Take Bart Johnson, who got stuck in a traffic jam on his way to picking up his wife in a snowstorm last winter. A pickup truck driver got out of his car and said there was a hole on the bridge, Johnson said.
“So I turned around and went back,” he said.
Talbot County emergency personnel also worry about traveling on the bridge, which is the most direct route to the area’s only hospital in Easton, said Ron Fearins, 60, a Preston volunteer fireman. A 15-minute ambulance run has lasted up to 40 minutes when the bridge did not operate correctly, Fearins said.
“Is something going to happen on the Dover Bridge with a patient on board?” Fearins said. “That would require us to reroute with an emergency or critical care patient.”
In 1997, local residents rallied Annapolis, organizing a letter-writing campaign spearheaded by Jackson, and gaining support from lawmakers, including Sen. Richard Colburn, R-Dorchester. About 860 people signed a scroll presented to Gov. Parris N. Glendening, who pledged support for a bridge replacement.
The state spent $200,000 to study the feasibility of a bridge replacement, but the $1.6 million allocated for the project was put back into the general transportation funds in 1999.
“Who was responsible?” Colburn said. “I never received an answer. One would have to assume the person responsible for removing the Dover Bridge (funding) would be the governor.”
The State Highway Administration has the expertise to make decisions on which bridge projects move forward, said Raquel M. Guillory, a spokeswoman for Glendening.
The state study found that the bridge was “functionally obsolete” because of its narrow width.
It recommended repairing the existing bridge and building a wider-lane span with 50 feet of underclearance for marine traffic.
Many residents from Talbot, Caroline and Dorchester counties supported the study’s recommendations in various hearings held by the State Highway Administration.
“It was a lot of effort by a lot of people – 860 people wrote letters and they attended hearings,” Jackson said. “Their concerns are valuable and for the state to put this to the wayside is not right.”

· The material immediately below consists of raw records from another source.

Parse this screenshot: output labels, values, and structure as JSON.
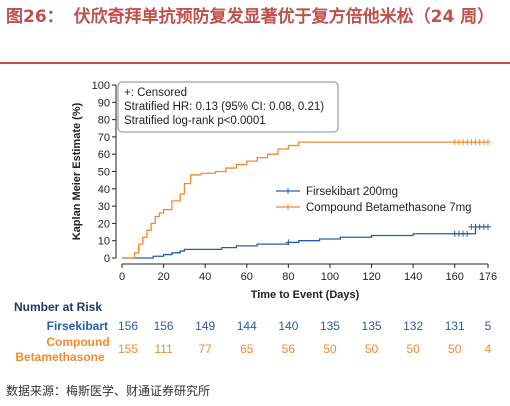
{
  "figure": {
    "number": "图26：",
    "title": "伏欣奇拜单抗预防复发显著优于复方倍他米松（24 周）",
    "source": "数据来源：梅斯医学、财通证券研究所"
  },
  "colors": {
    "title": "#c0504d",
    "firsekibart": "#2a5ba8",
    "compound": "#f28b30",
    "risk_header": "#1f3864"
  },
  "chart_data": {
    "type": "line",
    "xlabel": "Time to Event (Days)",
    "ylabel": "Kaplan Meier Estimate (%)",
    "xlim": [
      0,
      176
    ],
    "ylim": [
      0,
      100
    ],
    "xticks": [
      0,
      20,
      40,
      60,
      80,
      100,
      120,
      140,
      160,
      176
    ],
    "yticks": [
      0,
      10,
      20,
      30,
      40,
      50,
      60,
      70,
      80,
      90,
      100
    ],
    "annotation": [
      "+: Censored",
      "Stratified HR: 0.13 (95% CI: 0.08, 0.21)",
      "Stratified log-rank p<0.0001"
    ],
    "series": [
      {
        "name": "Firsekibart 200mg",
        "color": "#2a5ba8",
        "steps": [
          [
            0,
            0
          ],
          [
            14,
            0
          ],
          [
            15,
            1
          ],
          [
            20,
            2
          ],
          [
            24,
            3
          ],
          [
            28,
            4
          ],
          [
            30,
            5
          ],
          [
            48,
            6
          ],
          [
            55,
            7
          ],
          [
            65,
            8
          ],
          [
            80,
            9
          ],
          [
            85,
            10
          ],
          [
            95,
            11
          ],
          [
            105,
            12
          ],
          [
            120,
            13
          ],
          [
            140,
            14
          ],
          [
            150,
            14
          ],
          [
            160,
            14
          ],
          [
            167,
            14
          ],
          [
            170,
            18
          ],
          [
            176,
            18
          ]
        ],
        "censored": [
          [
            80,
            9
          ],
          [
            160,
            14
          ],
          [
            162,
            14
          ],
          [
            164,
            14
          ],
          [
            166,
            14
          ],
          [
            168,
            18
          ],
          [
            170,
            18
          ],
          [
            172,
            18
          ],
          [
            174,
            18
          ],
          [
            176,
            18
          ]
        ]
      },
      {
        "name": "Compound Betamethasone 7mg",
        "color": "#f28b30",
        "steps": [
          [
            0,
            0
          ],
          [
            5,
            0
          ],
          [
            6,
            3
          ],
          [
            8,
            8
          ],
          [
            10,
            12
          ],
          [
            12,
            16
          ],
          [
            14,
            20
          ],
          [
            16,
            24
          ],
          [
            18,
            26
          ],
          [
            20,
            28
          ],
          [
            24,
            33
          ],
          [
            28,
            37
          ],
          [
            30,
            43
          ],
          [
            33,
            48
          ],
          [
            38,
            49
          ],
          [
            45,
            50
          ],
          [
            50,
            52
          ],
          [
            55,
            54
          ],
          [
            60,
            56
          ],
          [
            65,
            58
          ],
          [
            70,
            60
          ],
          [
            75,
            63
          ],
          [
            80,
            65
          ],
          [
            85,
            67
          ],
          [
            100,
            67
          ],
          [
            120,
            67
          ],
          [
            160,
            67
          ],
          [
            176,
            67
          ]
        ],
        "censored": [
          [
            160,
            67
          ],
          [
            162,
            67
          ],
          [
            164,
            67
          ],
          [
            166,
            67
          ],
          [
            168,
            67
          ],
          [
            170,
            67
          ],
          [
            172,
            67
          ],
          [
            174,
            67
          ],
          [
            176,
            67
          ]
        ]
      }
    ],
    "risk_table": {
      "header": "Number at Risk",
      "times": [
        0,
        20,
        40,
        60,
        80,
        100,
        120,
        140,
        160,
        176
      ],
      "rows": [
        {
          "label": "Firsekibart",
          "values": [
            "156",
            "156",
            "149",
            "144",
            "140",
            "135",
            "135",
            "132",
            "131",
            "5"
          ]
        },
        {
          "label_line1": "Compound",
          "label_line2": "Betamethasone",
          "values": [
            "155",
            "111",
            "77",
            "65",
            "56",
            "50",
            "50",
            "50",
            "50",
            "4"
          ]
        }
      ]
    }
  }
}
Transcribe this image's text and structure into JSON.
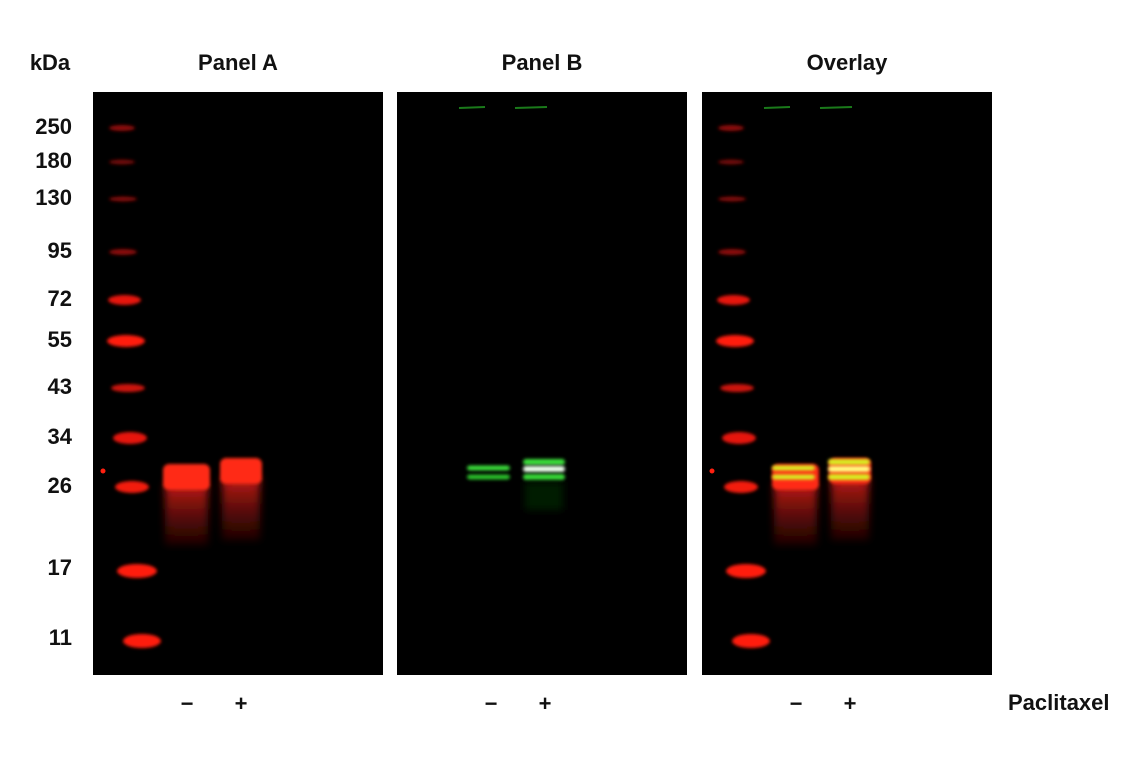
{
  "kda_label": "kDa",
  "panels": [
    {
      "title": "Panel A",
      "lanes": [
        "−",
        "+"
      ]
    },
    {
      "title": "Panel B",
      "lanes": [
        "−",
        "+"
      ]
    },
    {
      "title": "Overlay",
      "lanes": [
        "−",
        "+"
      ]
    }
  ],
  "markers": [
    "250",
    "180",
    "130",
    "95",
    "72",
    "55",
    "43",
    "34",
    "26",
    "17",
    "11"
  ],
  "treatment": "Paclitaxel"
}
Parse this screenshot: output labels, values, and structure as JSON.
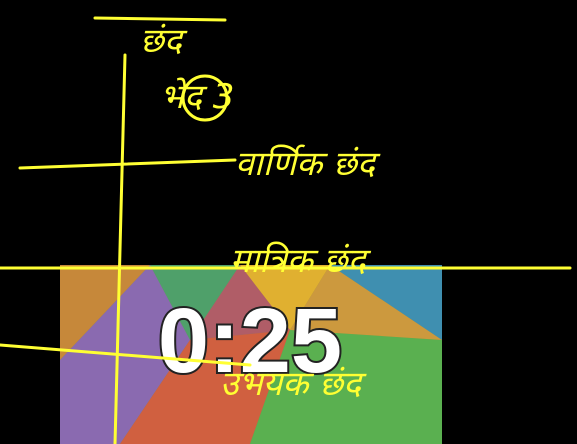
{
  "annotations": {
    "heading": "छंद",
    "count": "भेद 3",
    "items": [
      "वार्णिक छंद",
      "मात्रिक छंद",
      "उभयक छंद"
    ]
  },
  "timer": {
    "time": "0:25"
  }
}
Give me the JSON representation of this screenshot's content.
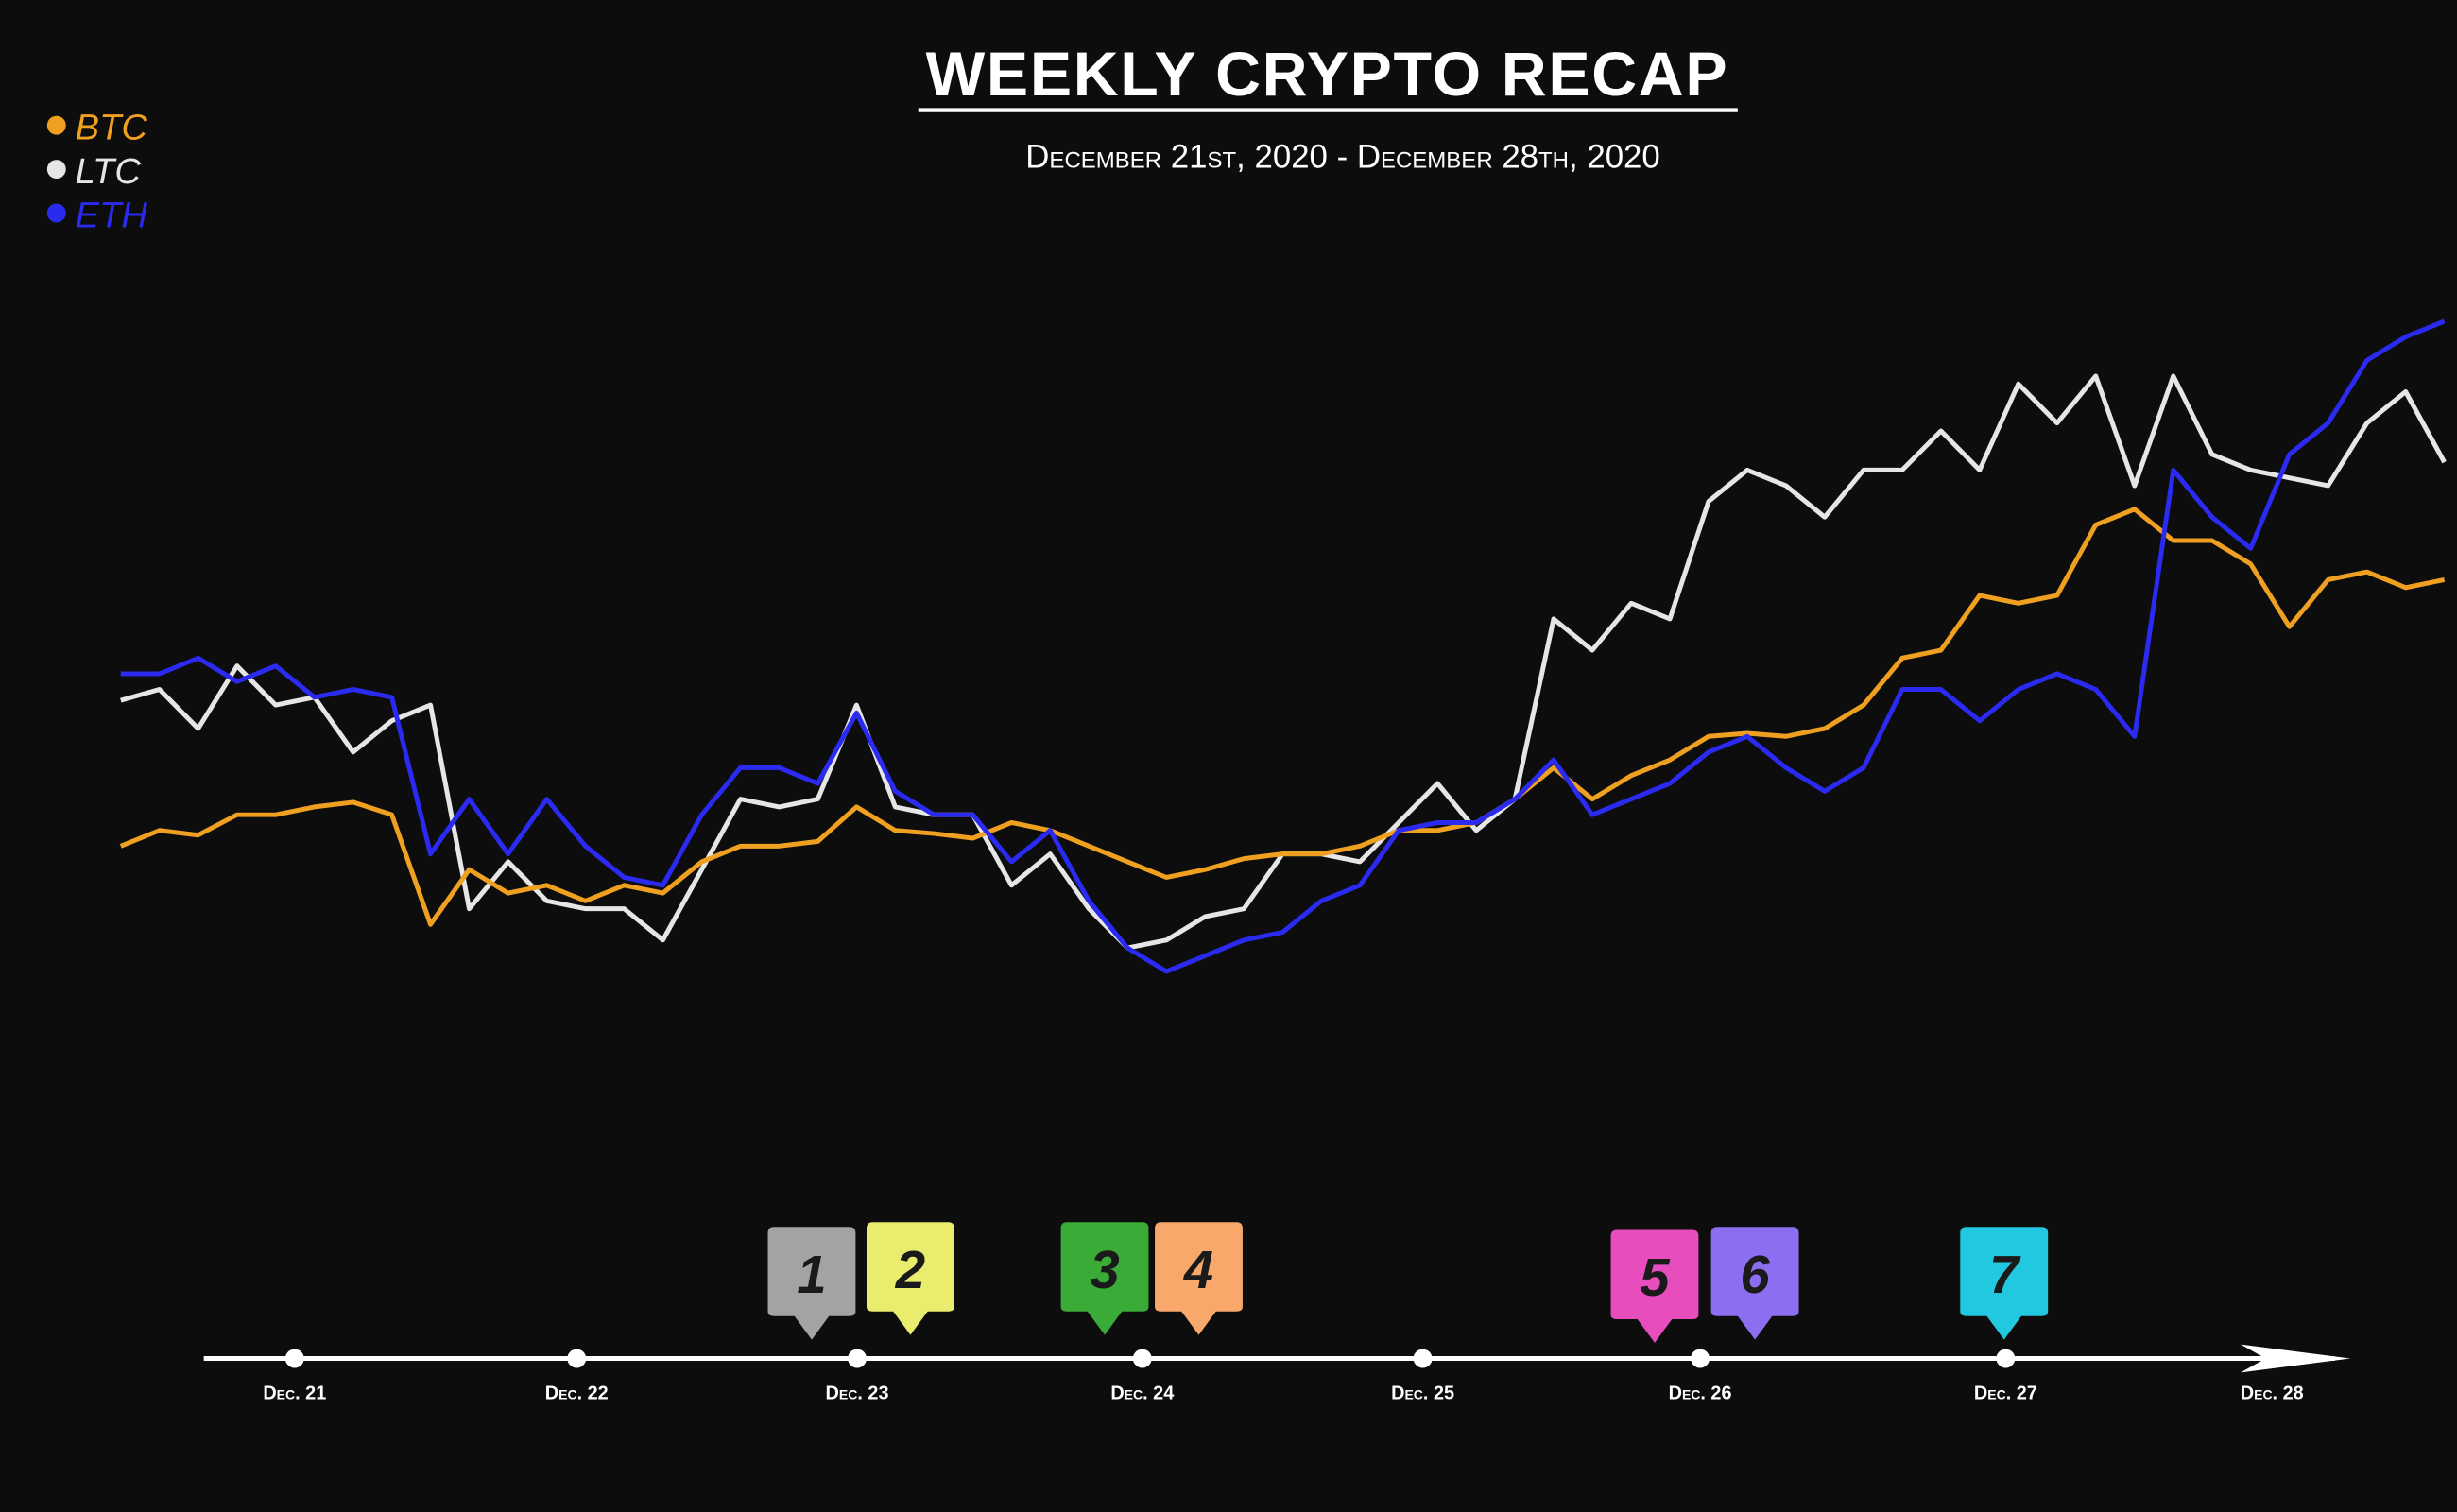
{
  "chart_data": {
    "type": "line",
    "title": "WEEKLY CRYPTO RECAP",
    "subtitle": "December 21st, 2020 - December 28th, 2020",
    "legend": "top-left",
    "ylim": [
      0,
      100
    ],
    "series": [
      {
        "name": "BTC",
        "color": "#f0a020",
        "values": [
          32,
          34,
          33.4,
          36,
          36,
          37,
          37.6,
          36,
          22,
          29,
          26,
          27,
          25,
          27,
          26,
          30,
          32,
          32,
          32.6,
          37,
          34,
          33.6,
          33,
          35,
          34,
          32,
          30,
          28,
          29,
          30.4,
          31,
          31,
          32,
          34,
          34,
          35,
          38,
          42,
          38,
          41,
          43,
          46,
          46.4,
          46,
          47,
          50,
          56,
          57,
          64,
          63,
          64,
          73,
          75,
          71,
          71,
          68,
          60,
          66,
          67,
          65,
          66
        ]
      },
      {
        "name": "LTC",
        "color": "#e6e6e6",
        "values": [
          50.6,
          52,
          47,
          55,
          50,
          51,
          44,
          48,
          50,
          24,
          30,
          25,
          24,
          24,
          20,
          29,
          38,
          37,
          38,
          50,
          37,
          36,
          36,
          27,
          31,
          24,
          19,
          20,
          23,
          24,
          31,
          31,
          30,
          35,
          40,
          34,
          38,
          61,
          57,
          63,
          61,
          76,
          80,
          78,
          74,
          80,
          80,
          85,
          80,
          91,
          86,
          92,
          78,
          92,
          82,
          80,
          79,
          78,
          86,
          90,
          81
        ]
      },
      {
        "name": "ETH",
        "color": "#2a2af0",
        "values": [
          54,
          54,
          56,
          53,
          55,
          51,
          52,
          51,
          31,
          38,
          31,
          38,
          32,
          28,
          27,
          36,
          42,
          42,
          40,
          49,
          39,
          36,
          36,
          30,
          34,
          25,
          19,
          16,
          18,
          20,
          21,
          25,
          27,
          34,
          35,
          35,
          38,
          43,
          36,
          38,
          40,
          44,
          46,
          42,
          39,
          42,
          52,
          52,
          48,
          52,
          54,
          52,
          46,
          80,
          74,
          70,
          82,
          86,
          94,
          97,
          99
        ]
      }
    ]
  },
  "timeline": {
    "dates": [
      "Dec. 21",
      "Dec. 22",
      "Dec. 23",
      "Dec. 24",
      "Dec. 25",
      "Dec. 26",
      "Dec. 27",
      "Dec. 28"
    ],
    "markers": [
      {
        "label": "1",
        "color": "#a3a3a3"
      },
      {
        "label": "2",
        "color": "#e9ec6c"
      },
      {
        "label": "3",
        "color": "#3aab36"
      },
      {
        "label": "4",
        "color": "#f8a86a"
      },
      {
        "label": "5",
        "color": "#e84dbe"
      },
      {
        "label": "6",
        "color": "#8b6ff0"
      },
      {
        "label": "7",
        "color": "#22c8e0"
      }
    ]
  }
}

State Highway Administration officials say the bridge is structurally sound. An inspection last year found no major problems. Some of the bridge’s grid deck, however, needs repair, officials said.
“We’re happy with the way it’s operating,” Buck said. “It was never an issue with the structure of the bridge.”
Residents, like Betty Ballas, however, find no comfort in the state’s words, pointing to cracks on the bridge’s concrete and support columns.
“We’ve been fortunate that the bandage they put on the bridge is working,” said Ballas, a Federalsburg councilwoman. “But you never know because this is an old bridge.”
Fearins, the fireman, explained it in terms of his job: “I know we are dealing with something like a fuse. We don’t know if it’s long or short but we know it’s burning.”